The two main types of
police
- the Police Nationale and the Gendarmerie Nationale - are for all
practical purposes indistinguishable. The CRS (Compagnies Républicaines
de Sécurité), on the other hand, are an entirely different proposition.
They are a mobile force of paramilitary heavies, used to guard
sensitive embassies, "control" demonstrations and generally intimidate
the populace on those occasions when the public authorities judge that
it is stepping out of line. Armed with guns, CS gas and truncheons,
they have earned themselves a reputation for brutality over the years,
particularly at those moments when the tensions inherent in the long
civil war of French politics have reached boiling point.

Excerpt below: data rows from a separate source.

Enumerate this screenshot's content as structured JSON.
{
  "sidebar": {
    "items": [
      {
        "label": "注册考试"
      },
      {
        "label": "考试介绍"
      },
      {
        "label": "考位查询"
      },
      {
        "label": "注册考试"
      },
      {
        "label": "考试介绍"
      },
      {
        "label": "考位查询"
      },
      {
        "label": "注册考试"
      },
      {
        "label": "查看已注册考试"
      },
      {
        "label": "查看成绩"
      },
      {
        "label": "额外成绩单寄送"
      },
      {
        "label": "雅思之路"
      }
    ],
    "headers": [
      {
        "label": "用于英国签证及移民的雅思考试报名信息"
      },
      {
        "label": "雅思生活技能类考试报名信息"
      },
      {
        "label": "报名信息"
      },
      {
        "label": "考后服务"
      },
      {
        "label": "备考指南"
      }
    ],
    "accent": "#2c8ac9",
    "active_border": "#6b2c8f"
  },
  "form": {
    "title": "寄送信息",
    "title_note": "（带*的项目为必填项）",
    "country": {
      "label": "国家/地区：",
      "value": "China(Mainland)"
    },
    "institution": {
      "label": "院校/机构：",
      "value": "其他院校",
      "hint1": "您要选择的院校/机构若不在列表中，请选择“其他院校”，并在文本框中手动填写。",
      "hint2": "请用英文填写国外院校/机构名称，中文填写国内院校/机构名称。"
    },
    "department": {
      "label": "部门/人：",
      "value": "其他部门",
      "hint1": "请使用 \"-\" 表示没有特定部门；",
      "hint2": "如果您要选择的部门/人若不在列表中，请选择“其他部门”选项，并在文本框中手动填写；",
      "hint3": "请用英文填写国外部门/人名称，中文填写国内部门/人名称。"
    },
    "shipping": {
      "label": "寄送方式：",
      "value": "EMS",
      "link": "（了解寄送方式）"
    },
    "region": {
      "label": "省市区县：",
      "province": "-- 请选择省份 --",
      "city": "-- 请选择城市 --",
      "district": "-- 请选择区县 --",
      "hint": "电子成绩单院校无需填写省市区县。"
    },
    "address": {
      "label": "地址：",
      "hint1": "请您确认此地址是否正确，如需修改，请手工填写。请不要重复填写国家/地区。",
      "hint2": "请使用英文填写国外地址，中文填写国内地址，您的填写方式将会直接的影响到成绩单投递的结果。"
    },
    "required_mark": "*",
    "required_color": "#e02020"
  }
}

Not quite in
the same league, but with an ugly recent history, is the separate Paris police force . This bunch are prone to pulling up
"nonconformists" - often just ordinary teenagers and black people - for
identity checks. You can be stopped anywhere in France and asked to
produce ID. If it happens to you, it's not worth being difficult or
facetious. The police can also be rather sensitive on political issues:
a few years ago a group of Danish students wearing "Chirac Non!"
T-shirts against the French nuclear tests in the Pacific were
surrounded on their arrival in France, accompanied in force to their
hotel and made to change.
Lastly, in the Alps or Pyrenees, you may come across specialized
mountaineering sections
of the police force. They are unfailingly helpful, friendly and approachable, providing rescue services and guidance.